The case of McConnaughy v. Gage (1929), 252 Ill. App. 17, which was not cited by either party in this case, dealt with a situation identical to the one here. Plaintiff McConnaughy introduced a document purporting to be a negotiable note on which she was the named payee. She then called Gage, the maker of the note, as an adverse witness, and he verified the signature as his own. McConnaughy rested her case and moved for a directed verdict, which the court denied. Although defendant Gage had filed an affirmative defense, he chose to produce no evidence but moved instead for a directed verdict in his favor, which the court granted.

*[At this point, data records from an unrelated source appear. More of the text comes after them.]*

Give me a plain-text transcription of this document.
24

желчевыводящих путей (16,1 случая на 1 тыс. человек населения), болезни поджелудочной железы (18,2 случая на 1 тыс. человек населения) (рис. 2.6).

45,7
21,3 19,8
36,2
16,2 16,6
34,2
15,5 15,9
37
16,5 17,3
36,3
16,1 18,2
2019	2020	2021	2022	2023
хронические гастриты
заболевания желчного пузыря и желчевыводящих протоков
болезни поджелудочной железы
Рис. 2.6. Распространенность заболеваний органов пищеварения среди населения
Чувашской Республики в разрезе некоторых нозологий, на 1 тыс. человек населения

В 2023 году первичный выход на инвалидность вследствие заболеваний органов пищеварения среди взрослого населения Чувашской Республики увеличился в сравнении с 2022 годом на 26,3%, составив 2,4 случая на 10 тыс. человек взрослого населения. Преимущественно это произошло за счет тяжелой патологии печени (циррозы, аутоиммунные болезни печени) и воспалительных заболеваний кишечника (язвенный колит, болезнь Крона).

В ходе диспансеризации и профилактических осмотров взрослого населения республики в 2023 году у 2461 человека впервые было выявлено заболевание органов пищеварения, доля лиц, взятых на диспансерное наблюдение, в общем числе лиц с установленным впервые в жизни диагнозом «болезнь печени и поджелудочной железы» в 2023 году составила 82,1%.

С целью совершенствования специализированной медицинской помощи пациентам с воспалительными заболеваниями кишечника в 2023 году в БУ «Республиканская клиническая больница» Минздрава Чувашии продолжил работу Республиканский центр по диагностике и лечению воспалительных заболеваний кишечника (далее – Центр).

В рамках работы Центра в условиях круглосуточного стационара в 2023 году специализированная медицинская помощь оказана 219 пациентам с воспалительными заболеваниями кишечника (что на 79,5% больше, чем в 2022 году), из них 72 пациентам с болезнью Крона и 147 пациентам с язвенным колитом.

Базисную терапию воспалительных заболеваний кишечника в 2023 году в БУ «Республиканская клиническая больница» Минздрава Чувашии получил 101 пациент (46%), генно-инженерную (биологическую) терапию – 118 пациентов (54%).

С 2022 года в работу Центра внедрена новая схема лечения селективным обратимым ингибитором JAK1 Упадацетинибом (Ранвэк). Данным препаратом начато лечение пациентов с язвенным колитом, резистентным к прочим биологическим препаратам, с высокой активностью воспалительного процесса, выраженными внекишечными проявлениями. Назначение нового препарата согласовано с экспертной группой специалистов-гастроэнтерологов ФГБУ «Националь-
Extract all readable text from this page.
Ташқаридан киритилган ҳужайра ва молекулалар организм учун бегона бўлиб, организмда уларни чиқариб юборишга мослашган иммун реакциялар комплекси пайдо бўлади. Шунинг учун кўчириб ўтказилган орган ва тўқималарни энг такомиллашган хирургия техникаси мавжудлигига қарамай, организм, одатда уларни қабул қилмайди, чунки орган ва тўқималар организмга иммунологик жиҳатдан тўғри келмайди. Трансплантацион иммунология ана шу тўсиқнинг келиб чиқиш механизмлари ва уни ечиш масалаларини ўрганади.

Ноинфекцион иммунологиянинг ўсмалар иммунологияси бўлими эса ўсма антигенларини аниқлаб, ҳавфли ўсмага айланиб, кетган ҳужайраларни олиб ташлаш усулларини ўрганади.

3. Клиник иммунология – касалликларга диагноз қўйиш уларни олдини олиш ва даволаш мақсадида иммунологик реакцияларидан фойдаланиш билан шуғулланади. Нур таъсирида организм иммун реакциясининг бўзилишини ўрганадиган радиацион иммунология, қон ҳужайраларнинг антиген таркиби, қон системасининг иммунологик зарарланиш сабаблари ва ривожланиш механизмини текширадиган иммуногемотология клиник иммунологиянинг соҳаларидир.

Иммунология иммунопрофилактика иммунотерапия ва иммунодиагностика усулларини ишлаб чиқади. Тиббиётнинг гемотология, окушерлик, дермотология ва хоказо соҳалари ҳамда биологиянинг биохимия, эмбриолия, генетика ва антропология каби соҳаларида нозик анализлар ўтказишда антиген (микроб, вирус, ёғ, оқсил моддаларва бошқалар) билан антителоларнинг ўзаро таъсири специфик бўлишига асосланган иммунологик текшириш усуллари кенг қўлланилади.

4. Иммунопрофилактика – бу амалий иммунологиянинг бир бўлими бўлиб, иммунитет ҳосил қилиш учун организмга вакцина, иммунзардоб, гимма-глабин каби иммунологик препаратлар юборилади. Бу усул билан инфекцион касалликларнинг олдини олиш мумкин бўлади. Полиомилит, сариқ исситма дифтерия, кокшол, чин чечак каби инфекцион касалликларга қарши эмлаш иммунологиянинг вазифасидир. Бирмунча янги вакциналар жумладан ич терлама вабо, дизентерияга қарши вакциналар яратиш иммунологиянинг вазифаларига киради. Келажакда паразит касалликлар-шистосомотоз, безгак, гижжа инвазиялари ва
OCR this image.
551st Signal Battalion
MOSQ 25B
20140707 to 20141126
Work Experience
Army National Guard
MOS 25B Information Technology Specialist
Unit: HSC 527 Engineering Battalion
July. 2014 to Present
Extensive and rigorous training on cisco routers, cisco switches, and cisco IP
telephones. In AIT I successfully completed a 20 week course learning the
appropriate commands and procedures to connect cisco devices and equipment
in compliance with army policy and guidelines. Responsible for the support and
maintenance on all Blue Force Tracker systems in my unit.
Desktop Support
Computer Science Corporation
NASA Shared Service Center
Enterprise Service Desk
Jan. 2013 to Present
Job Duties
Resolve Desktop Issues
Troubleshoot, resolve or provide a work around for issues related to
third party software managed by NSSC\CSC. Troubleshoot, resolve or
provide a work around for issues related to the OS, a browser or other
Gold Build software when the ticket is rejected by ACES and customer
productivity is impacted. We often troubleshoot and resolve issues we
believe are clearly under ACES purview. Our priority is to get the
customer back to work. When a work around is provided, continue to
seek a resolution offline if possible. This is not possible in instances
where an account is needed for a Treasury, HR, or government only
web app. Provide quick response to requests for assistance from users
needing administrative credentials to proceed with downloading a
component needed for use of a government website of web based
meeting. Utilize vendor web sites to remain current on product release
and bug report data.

When McConnaughy appealed, the appellate court stated, “The introduction of the note in evidence, and the testimony of defendant unequivocally supporting the same, made a sufficient prima facie case entitling plaintiff to recover the amount due upon the note with interest as in said note specified. [Citations.] ‘When appellant offered the notes in evidence it established a prima facie case, and in the absence of evidence to support the special pleas was entitled to a verdict. 6 ” ” The action of the court in directing a verdict in favor of appellee was contrary to the law and the evidence.’ ” (252 Ill. App. 17, 21, quoting Visible Measure Gasoline Dispenser Co. v. Suprunowski (1922), 226 Ill. App, 107, 109.) Although those cases were decided under the old Negotiable Instruments Law, section 1 — 103 of the Uniform Commercial Code (Ill. Rev. Stat. 1975, ch. 26, par. 1 — 103) provides for the use of pre-Code principles of law to aid in interpreting the Code unless Code language specifically displaces the earlier law. The dispositive language in McConnaughy directly parallels that of the current statute and thus should be accorded consideration. Moore v. Burt Chevrolet, Inc. (1977), 39 Colo. App. 11,563 P.2d 369.

For all the above reasons, we reverse the judgment of the trial court *391and remand the cause for further proceedings in accordance with the findings herein set forth.

Reversed and remanded.

JOHNSON, P. J., and ROMITI, J., concur.